I think a PSSM-VSM combo would be pretty sweet, but I haven’t gotten around to trying it yet…

Seems like if you can get past the light bleeding in VSMs you’d be home free.

Anyways, back to my biscuits…

I converted http://www.cs.ualberta.ca/~ghali/courses/texts/redbook/html/09-10-shadowmap.c.html
to Python, in two versions. One, which I converted to not use GLUT does not seem to draw shadows- I don’t think I did it right. At least GLUT works. The other, which I’m trying to convert now doesn’t run because I can’t figure out what kind of argument glutInit() wants. It crashes.

I can’t figure out what kind of argument glutInit() wants.

The parameters to glutInit() aren’t important, as passing is perfectly valid and not critical to a functioning program.
(2.1 glutInit)

You crash is elsewhere.

It crashes when there’s any keyboard input.
I think I’m getting some sort of shadow, but the framerate is really slow, like .33fps.

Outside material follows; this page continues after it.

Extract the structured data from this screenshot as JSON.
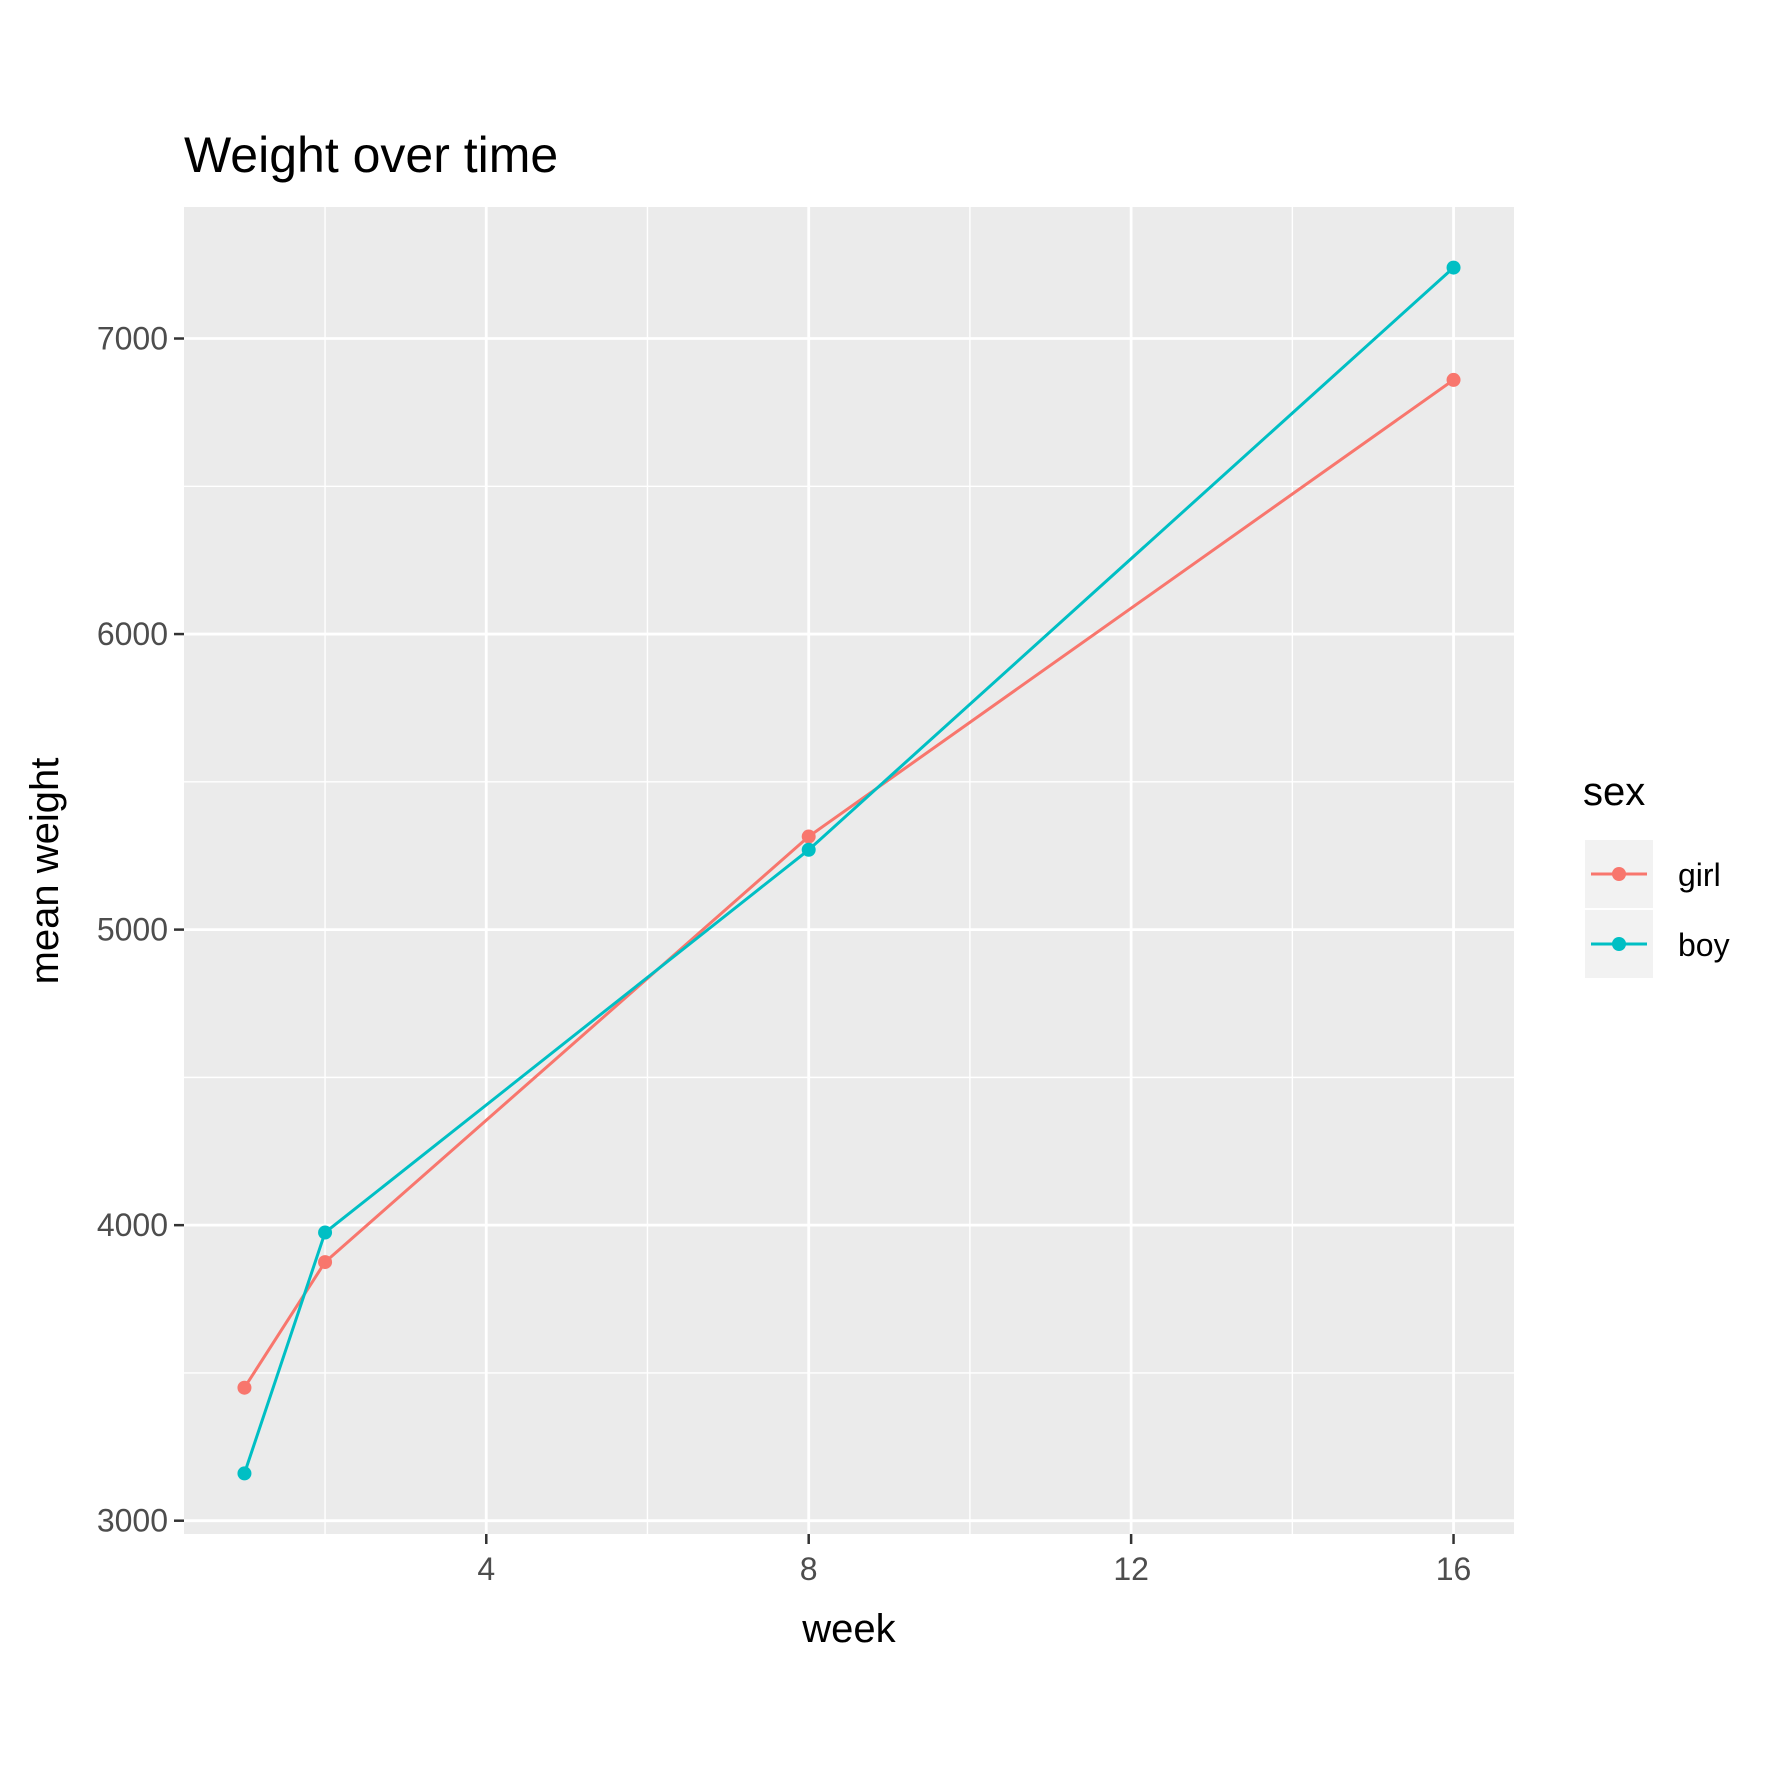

Also, it’s not rotating.

Commenting out this line:
glDrawPixels(SHADOW_MAP_WIDTH, SHADOW_MAP_HEIGHT, GL_LUMINANCE, GL_FLOAT, depthImage)

makes it fast, but then the shadows are not displayed.

Yet another choice link from the OpenGL gallery…

http://www.opengl.org/resources/libraries/

Try using a texture to display/debug your depthmaps.

DrawPixels can be a bit on the slow side at times…

“Copyright (c) 1993-2003” You are porting what looks like an old example :slight_smile:
I guess DrawPixels called from python code can be even slower, as it transfers quite a lot of data from GPU to CPU.

Maybe try to port this sample instead, as it seems to be more modern :
http://http.download.nvidia.com/developer/SDK/Individual_Samples/samples.html#hw_shadowmaps_simple

Seems odd.  The "Simple" tutorial-example-thingie is many pages long and has many errors.  Really frustrating.  

I don't want to give up on the old tutorial yet.  Now that it's in Python, I can really manipulate it.  Perhaps the slowness problem is due to depthImage being in a Numpy style array?  What format is it supposed to be in?

I find it hard to believe that such a tutorial could run on the old hardware it was designed for, but barely move on my new laptop.

We told you shadows are hard.

Perhaps the slowness problem is due to depthImage being in a Numpy style array?

I don’t know the relative performance of python arrays
Python has a crappy slow virtual machine. Too bad Jython seem almost abandonned. But anyway, the readpixel/drawpixels pair is not useful for having shadows, just to debug the depthmap rendering.

About perf on the old example, I tried compiling it in C, it is blazingly fast.